NOTES TO UNAUDITED PRO FORMA CONDENSED COMBINED STATEMENT OF OPERATIONS
1. BASIS OF PRESENTATION:
The unaudited pro forma condensed combined statement of operations for the year ended December 31, 2012 is based upon Genesee & Wyoming’s historical consolidated statement of operations for the year ended December 31, 2012 and RailAmerica’s historical consolidated statements of operations for the nine months ended September 30, 2012 and the period from October 1, 2012 to December 28, 2012, as if Genesee & Wyoming’s acquisition and control of RailAmerica and related financing had been consummated as of January 1, 2012. The Company considers the RailAmerica financial statements for the period ended December 28, 2012 to be representative of and materially consistent with RailAmerica’s financial statements for the three months ended December 31, 2012 and therefore are presented inclusive to December 31, 2012.

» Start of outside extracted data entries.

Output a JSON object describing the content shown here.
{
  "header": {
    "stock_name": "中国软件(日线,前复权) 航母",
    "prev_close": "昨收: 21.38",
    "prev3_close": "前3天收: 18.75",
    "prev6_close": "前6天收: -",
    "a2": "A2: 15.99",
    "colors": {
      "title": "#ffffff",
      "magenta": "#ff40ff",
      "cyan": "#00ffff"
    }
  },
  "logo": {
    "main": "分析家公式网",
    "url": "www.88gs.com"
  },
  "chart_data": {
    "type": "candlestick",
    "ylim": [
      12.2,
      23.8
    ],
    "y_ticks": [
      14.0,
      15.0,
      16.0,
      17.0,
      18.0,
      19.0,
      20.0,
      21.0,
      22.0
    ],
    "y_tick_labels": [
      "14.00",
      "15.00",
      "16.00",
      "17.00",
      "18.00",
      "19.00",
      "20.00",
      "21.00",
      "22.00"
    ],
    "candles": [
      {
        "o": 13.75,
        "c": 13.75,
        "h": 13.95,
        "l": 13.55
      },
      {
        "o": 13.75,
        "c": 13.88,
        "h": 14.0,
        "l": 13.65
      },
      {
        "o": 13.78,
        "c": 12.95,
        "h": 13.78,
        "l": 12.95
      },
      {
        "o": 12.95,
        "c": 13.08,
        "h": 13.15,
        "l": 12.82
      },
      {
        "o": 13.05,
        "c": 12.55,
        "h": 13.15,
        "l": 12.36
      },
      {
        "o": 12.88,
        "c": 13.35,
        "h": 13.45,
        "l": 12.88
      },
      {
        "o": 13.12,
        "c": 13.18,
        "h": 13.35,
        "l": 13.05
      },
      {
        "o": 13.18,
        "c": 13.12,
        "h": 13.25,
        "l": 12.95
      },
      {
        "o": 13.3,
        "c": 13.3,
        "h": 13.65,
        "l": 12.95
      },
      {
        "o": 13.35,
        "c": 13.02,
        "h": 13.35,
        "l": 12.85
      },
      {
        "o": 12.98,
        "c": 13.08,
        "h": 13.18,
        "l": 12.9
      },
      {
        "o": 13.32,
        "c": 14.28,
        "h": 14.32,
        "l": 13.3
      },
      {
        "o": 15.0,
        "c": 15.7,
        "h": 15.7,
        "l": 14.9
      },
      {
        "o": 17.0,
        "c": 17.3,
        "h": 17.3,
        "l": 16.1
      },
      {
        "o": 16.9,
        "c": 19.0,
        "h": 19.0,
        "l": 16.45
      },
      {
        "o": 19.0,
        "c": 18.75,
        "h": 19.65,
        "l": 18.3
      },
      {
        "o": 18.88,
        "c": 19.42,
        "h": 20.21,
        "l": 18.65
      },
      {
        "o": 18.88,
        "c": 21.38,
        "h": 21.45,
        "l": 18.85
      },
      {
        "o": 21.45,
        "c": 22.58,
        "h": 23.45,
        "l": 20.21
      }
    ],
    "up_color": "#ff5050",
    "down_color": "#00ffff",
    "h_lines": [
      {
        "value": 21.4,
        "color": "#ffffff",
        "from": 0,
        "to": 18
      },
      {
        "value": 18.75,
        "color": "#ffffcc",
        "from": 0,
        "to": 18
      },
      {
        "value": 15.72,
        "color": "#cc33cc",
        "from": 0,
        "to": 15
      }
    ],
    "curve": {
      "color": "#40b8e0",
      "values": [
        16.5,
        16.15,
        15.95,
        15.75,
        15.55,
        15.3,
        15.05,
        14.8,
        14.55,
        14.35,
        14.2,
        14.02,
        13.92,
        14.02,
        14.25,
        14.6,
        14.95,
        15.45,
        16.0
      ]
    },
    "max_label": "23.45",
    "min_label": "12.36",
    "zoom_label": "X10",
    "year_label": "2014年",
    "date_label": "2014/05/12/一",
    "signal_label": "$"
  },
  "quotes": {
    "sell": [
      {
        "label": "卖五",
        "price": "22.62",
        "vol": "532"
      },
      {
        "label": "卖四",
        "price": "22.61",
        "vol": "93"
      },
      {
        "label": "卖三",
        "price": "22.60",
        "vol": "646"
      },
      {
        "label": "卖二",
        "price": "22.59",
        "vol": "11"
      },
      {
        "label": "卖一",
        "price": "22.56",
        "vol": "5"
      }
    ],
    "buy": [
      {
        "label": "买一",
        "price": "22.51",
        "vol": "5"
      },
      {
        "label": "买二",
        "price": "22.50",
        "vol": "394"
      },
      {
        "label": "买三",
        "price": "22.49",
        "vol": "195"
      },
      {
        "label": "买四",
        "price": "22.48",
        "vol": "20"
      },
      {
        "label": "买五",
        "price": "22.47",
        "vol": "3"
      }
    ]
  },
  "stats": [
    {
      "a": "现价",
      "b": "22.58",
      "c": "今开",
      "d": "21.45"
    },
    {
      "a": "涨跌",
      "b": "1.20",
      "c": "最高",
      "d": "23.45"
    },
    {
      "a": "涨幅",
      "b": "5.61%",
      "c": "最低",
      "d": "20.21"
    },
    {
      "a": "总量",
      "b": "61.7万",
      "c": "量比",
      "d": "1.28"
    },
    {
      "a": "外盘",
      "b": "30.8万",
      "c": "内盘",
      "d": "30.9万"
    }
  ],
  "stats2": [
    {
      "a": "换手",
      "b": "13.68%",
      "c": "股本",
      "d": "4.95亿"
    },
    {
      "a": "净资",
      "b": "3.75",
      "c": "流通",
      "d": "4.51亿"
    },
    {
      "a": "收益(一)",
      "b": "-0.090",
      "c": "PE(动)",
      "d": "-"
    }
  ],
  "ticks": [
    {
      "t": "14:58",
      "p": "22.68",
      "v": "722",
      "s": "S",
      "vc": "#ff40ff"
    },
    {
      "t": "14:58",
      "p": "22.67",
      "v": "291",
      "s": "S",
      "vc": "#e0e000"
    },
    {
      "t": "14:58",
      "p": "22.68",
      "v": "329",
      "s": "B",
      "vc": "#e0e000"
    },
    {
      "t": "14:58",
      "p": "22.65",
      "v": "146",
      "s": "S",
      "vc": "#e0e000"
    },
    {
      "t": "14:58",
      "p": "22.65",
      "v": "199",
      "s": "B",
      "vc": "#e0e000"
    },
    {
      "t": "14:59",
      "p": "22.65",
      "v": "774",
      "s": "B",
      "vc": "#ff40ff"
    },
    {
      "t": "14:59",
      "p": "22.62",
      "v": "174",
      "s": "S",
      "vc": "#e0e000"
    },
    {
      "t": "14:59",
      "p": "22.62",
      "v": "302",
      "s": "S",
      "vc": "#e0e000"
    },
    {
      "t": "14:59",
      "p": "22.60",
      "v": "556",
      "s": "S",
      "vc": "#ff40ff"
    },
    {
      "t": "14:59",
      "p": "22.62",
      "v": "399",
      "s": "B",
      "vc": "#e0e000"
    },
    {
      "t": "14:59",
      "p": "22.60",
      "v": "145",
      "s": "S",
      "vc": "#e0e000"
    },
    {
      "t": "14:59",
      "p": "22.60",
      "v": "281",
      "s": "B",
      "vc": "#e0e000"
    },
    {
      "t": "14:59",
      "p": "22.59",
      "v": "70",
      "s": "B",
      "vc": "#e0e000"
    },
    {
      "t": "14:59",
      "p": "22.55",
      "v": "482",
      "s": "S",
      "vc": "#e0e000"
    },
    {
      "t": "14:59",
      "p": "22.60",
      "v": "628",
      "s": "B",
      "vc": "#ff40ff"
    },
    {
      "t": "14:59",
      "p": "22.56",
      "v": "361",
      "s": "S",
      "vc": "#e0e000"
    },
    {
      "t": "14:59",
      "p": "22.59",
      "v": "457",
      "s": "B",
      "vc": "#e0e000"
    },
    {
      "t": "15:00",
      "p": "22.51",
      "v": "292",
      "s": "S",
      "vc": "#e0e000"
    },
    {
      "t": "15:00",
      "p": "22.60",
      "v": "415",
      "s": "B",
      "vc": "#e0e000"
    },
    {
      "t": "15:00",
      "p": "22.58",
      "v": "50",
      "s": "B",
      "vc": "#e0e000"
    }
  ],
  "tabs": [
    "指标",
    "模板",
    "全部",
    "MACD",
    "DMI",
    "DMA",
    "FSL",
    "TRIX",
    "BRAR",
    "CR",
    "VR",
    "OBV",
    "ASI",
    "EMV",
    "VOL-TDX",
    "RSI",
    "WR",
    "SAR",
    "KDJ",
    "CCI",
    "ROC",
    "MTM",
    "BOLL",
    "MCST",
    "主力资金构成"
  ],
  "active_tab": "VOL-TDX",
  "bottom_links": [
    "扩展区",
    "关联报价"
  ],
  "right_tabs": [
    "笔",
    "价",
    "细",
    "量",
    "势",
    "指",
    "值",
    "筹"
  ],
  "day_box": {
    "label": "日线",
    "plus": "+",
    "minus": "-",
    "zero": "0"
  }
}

The unaudited pro forma condensed combined statement of operations for the year ended December 31, 2012 is based on preliminary estimates and assumptions of the fair values of the assets acquired and liabilities assumed, which, while considered reasonable under the circumstances, are subject to changes which may be material. The final allocation of fair value to RailAmerica’s assets and liabilities is primarily subject to completion of an assessment of the acquisition-date fair values of acquired non-current assets, deferred taxes and other tax matters, and contingent liabilities. The pro forma adjustments are described in these footnotes. The pro forma adjustments included in the unaudited pro forma condensed combined statement of operations for the year ended December 31, 2012 have been limited to only those adjustments that are: directly attributable to the transaction, factually supportable and expected to have a continuing impact on Genesee & Wyoming’s financial results. In addition, the pro forma condensed combined statement of operations for the year ended December 31, 2012 does not include the impact of any potential operating efficiencies, savings from expected synergies, costs to integrate the operations or costs necessary to achieve savings from expected synergies or the impact of derivative instruments that Genesee & Wyoming has entered into or may enter into to mitigate interest rate or currency exchange rate risk.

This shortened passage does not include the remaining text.